The lawsuit, which was filed in May 2020, alleged that the search engine violated the state’s consumer fraud law and misled Internet users about its use of location data and data collection practices. He accused Google of continuing to track users’ locations without consent to increase ad revenue, even after users turned off location history in settings.

Arizona Attorney General Mark Brnovich’s office launched an investigation into Google’s location data collection practices after a 2018 Associated Press story that revealed how the search company tracks users’ movements. “When I was elected attorney general, I promised Arizona that I would fight for them and hold everyone accountable, including corporations like Google,” Brnovich said in a press release. “I’m proud of this historic agreement that proves that no one, not even big tech companies, is above the law.”

The agreement includes $77250000 paid into the Arizona general fund and another $7750000 paid into the Arizona general fund. Most of these funds will be used by the Arizona Legislature to fund education, broadband and Internet privacy.

Under the terms of the agreement, Google would not be required to admit any violation or violation of the law.

Google’s lawsuit was based on outdated policies that changed years ago
In its defense, Google said Arizona’s lawsuit was based on outdated policies that are no longer in use.

“We provide simple controls and automatic deletion options for location data, and always work to minimize the data we collect,” Google spokesman Jose Castañeda said in a statement. “We are pleased that this issue has been resolved and will continue to focus our attention on providing useful products for our users.”

In 2021, advertising revenue accounted for 81% ($209.5 billion) of Google’s $257.6 billion.
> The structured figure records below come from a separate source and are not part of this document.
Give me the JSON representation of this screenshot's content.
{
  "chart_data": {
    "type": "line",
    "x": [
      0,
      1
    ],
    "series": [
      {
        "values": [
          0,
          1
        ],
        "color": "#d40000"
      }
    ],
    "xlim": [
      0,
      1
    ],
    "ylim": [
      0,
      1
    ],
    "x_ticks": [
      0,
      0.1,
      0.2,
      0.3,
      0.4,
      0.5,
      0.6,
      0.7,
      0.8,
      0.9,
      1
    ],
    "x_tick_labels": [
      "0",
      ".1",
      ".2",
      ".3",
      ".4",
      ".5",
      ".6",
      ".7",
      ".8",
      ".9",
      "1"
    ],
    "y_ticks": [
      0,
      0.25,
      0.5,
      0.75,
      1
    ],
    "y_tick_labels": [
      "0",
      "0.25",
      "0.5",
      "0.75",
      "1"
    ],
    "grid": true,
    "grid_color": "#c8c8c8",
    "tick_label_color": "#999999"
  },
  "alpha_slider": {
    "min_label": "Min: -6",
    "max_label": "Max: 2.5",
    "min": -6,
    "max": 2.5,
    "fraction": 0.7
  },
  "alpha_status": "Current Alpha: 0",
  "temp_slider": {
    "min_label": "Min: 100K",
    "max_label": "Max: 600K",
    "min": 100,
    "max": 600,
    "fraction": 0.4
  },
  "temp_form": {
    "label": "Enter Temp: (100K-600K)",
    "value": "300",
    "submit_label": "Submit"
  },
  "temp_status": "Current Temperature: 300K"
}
Much of this is generated by collecting data about users with and/or without explicit consent.

If, as Google argues, the lawsuit is based on a policy that is no longer in practice, this settlement should not significantly affect those revenues.

The search giant previously tried to dismiss the case, arguing that state consumer protection laws require that the alleged fraud be related to sales or advertising. In January, a judge denied that request.
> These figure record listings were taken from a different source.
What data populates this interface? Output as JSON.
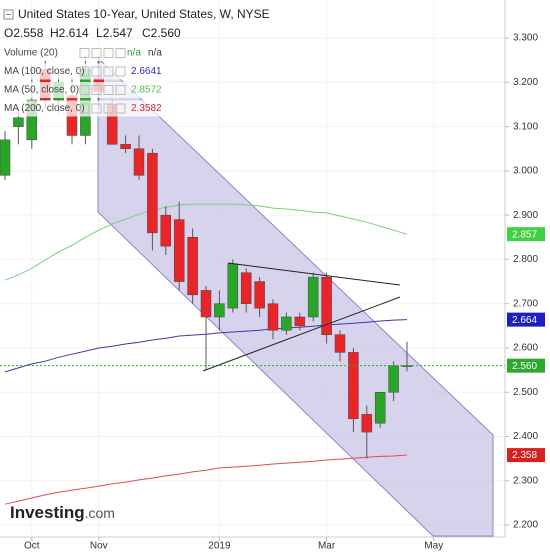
{
  "chart_data": {
    "type": "candlestick",
    "title": "United States 10-Year, United States, W, NYSE",
    "ohlc_header": [
      {
        "key": "O",
        "text": "2.558"
      },
      {
        "key": "H",
        "text": "2.614"
      },
      {
        "key": "L",
        "text": "2.547"
      },
      {
        "key": "C",
        "text": "2.560"
      }
    ],
    "indicators": [
      {
        "name": "Volume (20)",
        "text": "n/a",
        "text2": "n/a",
        "color": "#2a9d2a"
      },
      {
        "name": "MA (100, close, 0)",
        "text": "2.6641",
        "color": "#2b2bb8"
      },
      {
        "name": "MA (50, close, 0)",
        "text": "2.8572",
        "color": "#4cc24c"
      },
      {
        "name": "MA (200, close, 0)",
        "text": "2.3582",
        "color": "#d02a2a"
      }
    ],
    "categories": [
      null,
      null,
      "Oct",
      null,
      null,
      null,
      null,
      "Nov",
      null,
      null,
      null,
      null,
      null,
      null,
      null,
      null,
      "2019",
      null,
      null,
      null,
      null,
      null,
      null,
      null,
      "Mar",
      null,
      null,
      null,
      null,
      null,
      null,
      null,
      "May",
      null,
      null,
      null,
      null,
      null
    ],
    "open": [
      2.99,
      3.1,
      3.07,
      3.23,
      3.16,
      3.17,
      3.08,
      3.21,
      3.15,
      3.06,
      3.05,
      3.04,
      2.9,
      2.89,
      2.85,
      2.73,
      2.67,
      2.69,
      2.77,
      2.75,
      2.7,
      2.64,
      2.67,
      2.67,
      2.76,
      2.63,
      2.59,
      2.45,
      2.43,
      2.5,
      2.558,
      null,
      null,
      null,
      null,
      null,
      null,
      null
    ],
    "high": [
      3.09,
      3.14,
      3.24,
      3.25,
      3.22,
      3.21,
      3.26,
      3.26,
      3.16,
      3.08,
      3.08,
      3.05,
      2.92,
      2.93,
      2.87,
      2.74,
      2.73,
      2.8,
      2.78,
      2.76,
      2.71,
      2.68,
      2.68,
      2.77,
      2.77,
      2.64,
      2.6,
      2.47,
      2.5,
      2.57,
      2.614,
      null,
      null,
      null,
      null,
      null,
      null,
      null
    ],
    "low": [
      2.98,
      3.06,
      3.05,
      3.14,
      3.13,
      3.06,
      3.06,
      3.14,
      3.06,
      3.04,
      2.98,
      2.82,
      2.81,
      2.73,
      2.7,
      2.55,
      2.64,
      2.68,
      2.68,
      2.67,
      2.62,
      2.63,
      2.64,
      2.66,
      2.61,
      2.57,
      2.41,
      2.35,
      2.42,
      2.48,
      2.547,
      null,
      null,
      null,
      null,
      null,
      null,
      null
    ],
    "close": [
      3.07,
      3.12,
      3.16,
      3.16,
      3.2,
      3.08,
      3.23,
      3.18,
      3.06,
      3.05,
      2.99,
      2.86,
      2.83,
      2.75,
      2.72,
      2.67,
      2.7,
      2.79,
      2.7,
      2.69,
      2.64,
      2.67,
      2.65,
      2.76,
      2.63,
      2.59,
      2.44,
      2.41,
      2.5,
      2.56,
      2.56,
      null,
      null,
      null,
      null,
      null,
      null,
      null
    ],
    "up_color": "#2aa52a",
    "down_color": "#e8262a",
    "series": [
      {
        "name": "MA (100, close, 0)",
        "color": "#3a3ab0",
        "values": [
          2.546,
          2.555,
          2.564,
          2.57,
          2.579,
          2.586,
          2.593,
          2.6,
          2.604,
          2.609,
          2.613,
          2.618,
          2.622,
          2.627,
          2.629,
          2.631,
          2.634,
          2.636,
          2.638,
          2.64,
          2.643,
          2.645,
          2.647,
          2.649,
          2.652,
          2.654,
          2.656,
          2.658,
          2.661,
          2.663,
          2.6641,
          null,
          null,
          null,
          null,
          null,
          null,
          null
        ]
      },
      {
        "name": "MA (50, close, 0)",
        "color": "#7ccf7c",
        "values": [
          2.753,
          2.765,
          2.78,
          2.799,
          2.817,
          2.832,
          2.85,
          2.866,
          2.88,
          2.891,
          2.902,
          2.911,
          2.918,
          2.923,
          2.925,
          2.925,
          2.925,
          2.925,
          2.923,
          2.921,
          2.916,
          2.914,
          2.911,
          2.907,
          2.905,
          2.898,
          2.891,
          2.884,
          2.875,
          2.866,
          2.8572,
          null,
          null,
          null,
          null,
          null,
          null,
          null
        ]
      },
      {
        "name": "MA (200, close, 0)",
        "color": "#d85050",
        "values": [
          2.247,
          2.254,
          2.261,
          2.268,
          2.274,
          2.279,
          2.283,
          2.288,
          2.293,
          2.297,
          2.302,
          2.306,
          2.311,
          2.315,
          2.32,
          2.324,
          2.329,
          2.331,
          2.333,
          2.335,
          2.338,
          2.34,
          2.342,
          2.344,
          2.347,
          2.349,
          2.351,
          2.353,
          2.355,
          2.356,
          2.3582,
          null,
          null,
          null,
          null,
          null,
          null,
          null
        ]
      }
    ],
    "price_tags": [
      {
        "value": 2.857,
        "label": "2.857",
        "color": "#3fd13f"
      },
      {
        "value": 2.664,
        "label": "2.664",
        "color": "#1f1fc0"
      },
      {
        "value": 2.56,
        "label": "2.560",
        "color": "#2fa82f"
      },
      {
        "value": 2.358,
        "label": "2.358",
        "color": "#d42020"
      }
    ],
    "last_line_color": "#22b022",
    "ylim": [
      2.173,
      3.386
    ],
    "yticks": [
      {
        "value": 3.3,
        "label": "3.300"
      },
      {
        "value": 3.2,
        "label": "3.200"
      },
      {
        "value": 3.1,
        "label": "3.100"
      },
      {
        "value": 3.0,
        "label": "3.000"
      },
      {
        "value": 2.9,
        "label": "2.900"
      },
      {
        "value": 2.8,
        "label": "2.800"
      },
      {
        "value": 2.7,
        "label": "2.700"
      },
      {
        "value": 2.6,
        "label": "2.600"
      },
      {
        "value": 2.5,
        "label": "2.500"
      },
      {
        "value": 2.4,
        "label": "2.400"
      },
      {
        "value": 2.3,
        "label": "2.300"
      },
      {
        "value": 2.2,
        "label": "2.200"
      }
    ],
    "grid": true,
    "brand": "Investing",
    "brand_suffix": ".com"
  }
}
Google faces a number of similar suits
This Arizona case is just one of several privacy lawsuits Google is facing. Similar complaints have been filed by a group of state attorneys general, including Indiana, Texas and the District of Columbia, over location data in their respective state courts.

In January 2022, a California district judge dismissed two of five claims in a class action lawsuit that accused Google of collecting app data from Android users in the same manner as the Arizona Attorney General. Alphabet Inc. did not seek to dismiss the other three claims.